The surge in savings is mainly accredited to the population's fear of economic instability, analysts say.
"In the last couple of years, it has been the kind of economic cycle that brings such behavior," Margus Kisel, Hansapank analyst, said. "The economy is slowing down and the future may not be bright, so people think more of the future and save."
Compared to their European counterparts, Estonians are not far off in their savings habits. A 1996 Eurostat report calculated 1,808 euros as the average savings of a European Union member. Italians topped the 15 nation list saving about 50 percent more than their neighbors, while the Danes saved the least, 60 percent less than other Europeans.
By these latest figures available, Estonia ranks alongside the Swedes and Finns, saving less than 40 percent of the European average.
A 1998 survey by the Estonian Institute of Economic Research revealed that Estonians rate the state of the economy as poor, even though average household incomes have risen. From 1997 to 1998, incomes grew over 15 percent.
In the same survey, reports the Ministry of Economic Affairs, 56 percent of Estonians said they were just making ends meet, and 21 percent said they were living on credit or prior savings.
Paavo Pold, senior analyst at Suprema Investments, said the stock market crash in 1997 resulted in many Estonians shying away from riskier investments, more uncertain about the safety of the bourse and settling for personal savings accounts with relatively high interest rates.
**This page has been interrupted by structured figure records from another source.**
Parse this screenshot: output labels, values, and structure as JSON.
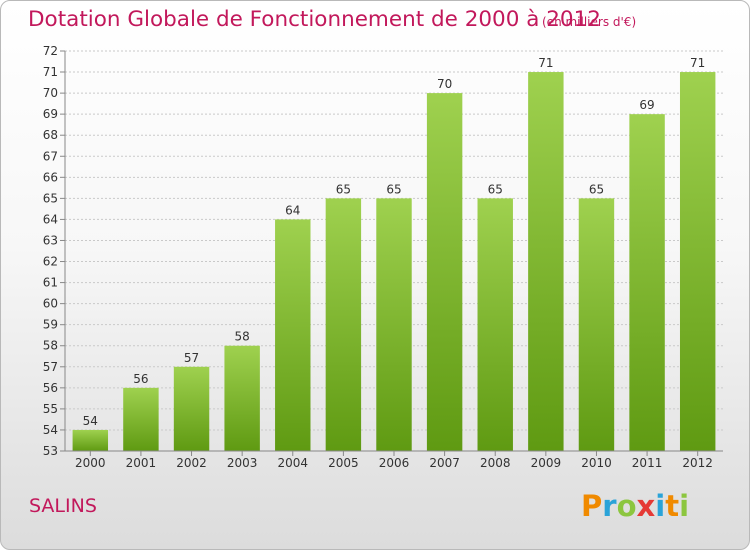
{
  "title": "Dotation Globale de Fonctionnement de 2000 à 2012",
  "unit_note": "(en milliers d'€)",
  "commune": "SALINS",
  "logo": {
    "letters": [
      "P",
      "r",
      "o",
      "x",
      "i",
      "t",
      "i"
    ],
    "colors": [
      "#f08a00",
      "#2aa3d8",
      "#8cc63f",
      "#e53935",
      "#2aa3d8",
      "#f08a00",
      "#8cc63f"
    ]
  },
  "colors": {
    "accent": "#c2185b",
    "bar_top": "#9fd14f",
    "bar_bottom": "#5f9a12"
  },
  "chart_data": {
    "type": "bar",
    "title": "Dotation Globale de Fonctionnement de 2000 à 2012",
    "categories": [
      "2000",
      "2001",
      "2002",
      "2003",
      "2004",
      "2005",
      "2006",
      "2007",
      "2008",
      "2009",
      "2010",
      "2011",
      "2012"
    ],
    "values": [
      54,
      56,
      57,
      58,
      64,
      65,
      65,
      70,
      65,
      71,
      65,
      69,
      71
    ],
    "ylim": [
      53,
      72
    ],
    "yticks": [
      53,
      54,
      55,
      56,
      57,
      58,
      59,
      60,
      61,
      62,
      63,
      64,
      65,
      66,
      67,
      68,
      69,
      70,
      71,
      72
    ],
    "grid": true,
    "data_labels": true
  }
}
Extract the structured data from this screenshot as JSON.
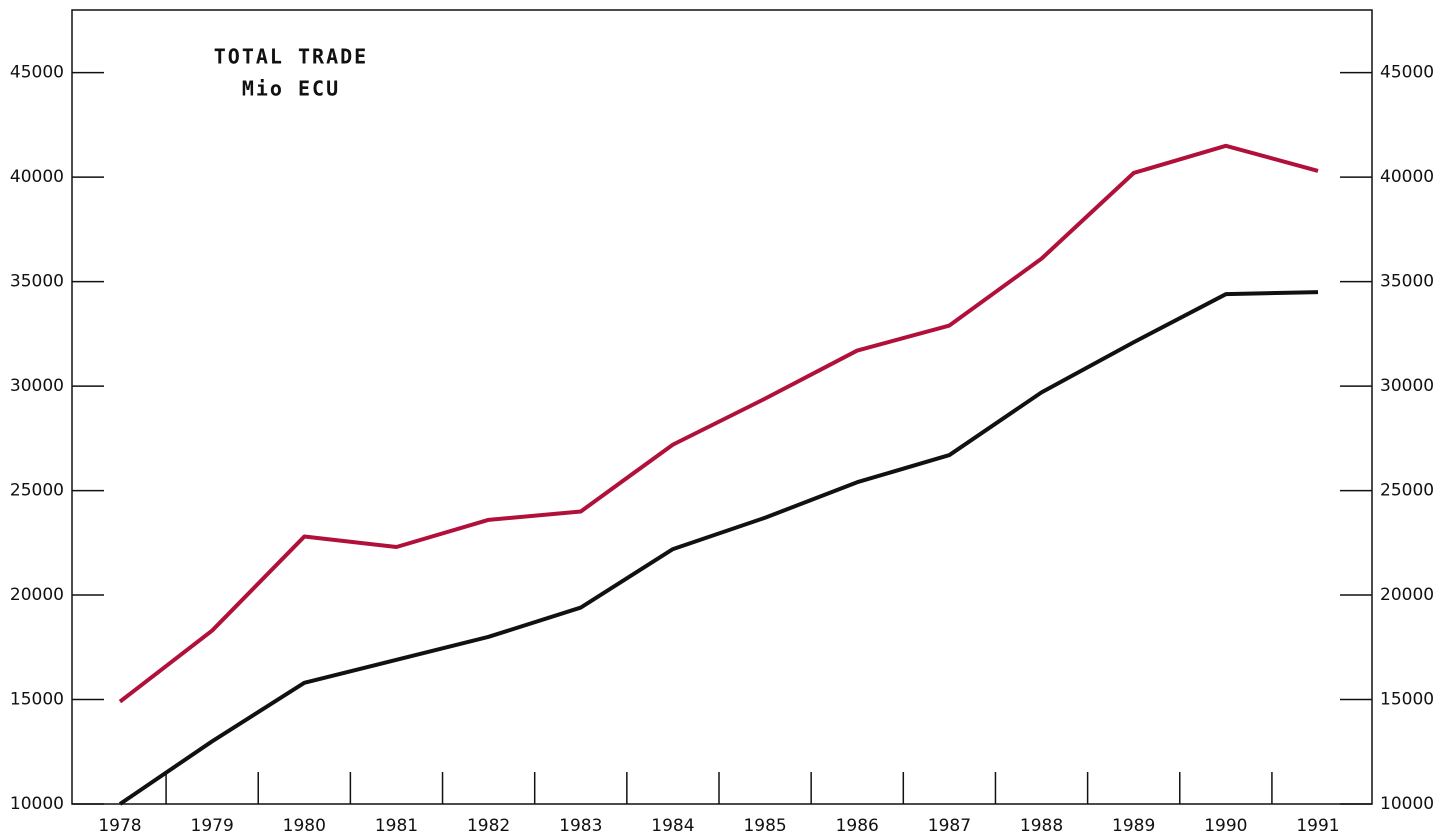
{
  "chart_data": {
    "type": "line",
    "title": "TOTAL TRADE",
    "subtitle": "Mio ECU",
    "categories": [
      "1978",
      "1979",
      "1980",
      "1981",
      "1982",
      "1983",
      "1984",
      "1985",
      "1986",
      "1987",
      "1988",
      "1989",
      "1990",
      "1991"
    ],
    "series": [
      {
        "color": "#b0103a",
        "values": [
          14900,
          18300,
          22800,
          22300,
          23600,
          24000,
          27200,
          29400,
          31700,
          32900,
          36100,
          40200,
          41500,
          40300
        ]
      },
      {
        "color": "#111111",
        "values": [
          10000,
          13000,
          15800,
          16900,
          18000,
          19400,
          22200,
          23700,
          25400,
          26700,
          29700,
          32100,
          34400,
          34500
        ]
      }
    ],
    "ylim": [
      10000,
      48000
    ],
    "yticks": [
      10000,
      15000,
      20000,
      25000,
      30000,
      35000,
      40000,
      45000
    ],
    "y2lim": [
      10000,
      48000
    ],
    "y2ticks": [
      10000,
      15000,
      20000,
      25000,
      30000,
      35000,
      40000,
      45000
    ]
  }
}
"In Estonia, the vast majority still keep their money in bank deposits," Pold said. "People's perception of risk changed in 1997. The amount of people who actively invest in bonds and stocks has been greatly reduced."
Besides staying at bay from risky business, Pold said that regulation of the stocks and bonds markets also keeps people away from investing there.
"The product range is out there," Pold said referring to the availability of mutual funds, bonds and other investor options. But, "if we look at the bond market it is not readily available for the small investor," he said.
Recent statements by the president of Tallinn's stock exchange indicate a move to make it easier for small investors to enter the market. Additionally, some bourse monitors have said Baltic accession negotiations with Norex, the alliance of the Stockholm and Copenhagen exchanges, will also open up the exchanges to more investors.
The recent trend to save more isn't necessarily harmful to Estonia, Pold said, as inflation remains low.
Whereas some economists worry about the United States' current spending rate—on average U.S. households save only one-third of the amount that those in Japan, Germany and Italy do—and others are concerned at the hyper-frugal culture of Japan, where consumer spending is down 4 percent and savings equal over $10 trillion, Pold doesn't see harm in the current trend to save.
"In a country like Estonia, more savings is always a better thing. We are a small and open economy," Pold said. "If you look at the size of economy, the bulk of the funding still has to come from abroad. Foreign investments still remain a very important and integral part of the economy."
However, some analysts do see fallout for the retail market as consumers choose to keep their kroons in their pockets.
"Some sectors will hurt, like retail stores and such. It is best to keep the balance between saving and spending," Kisel said.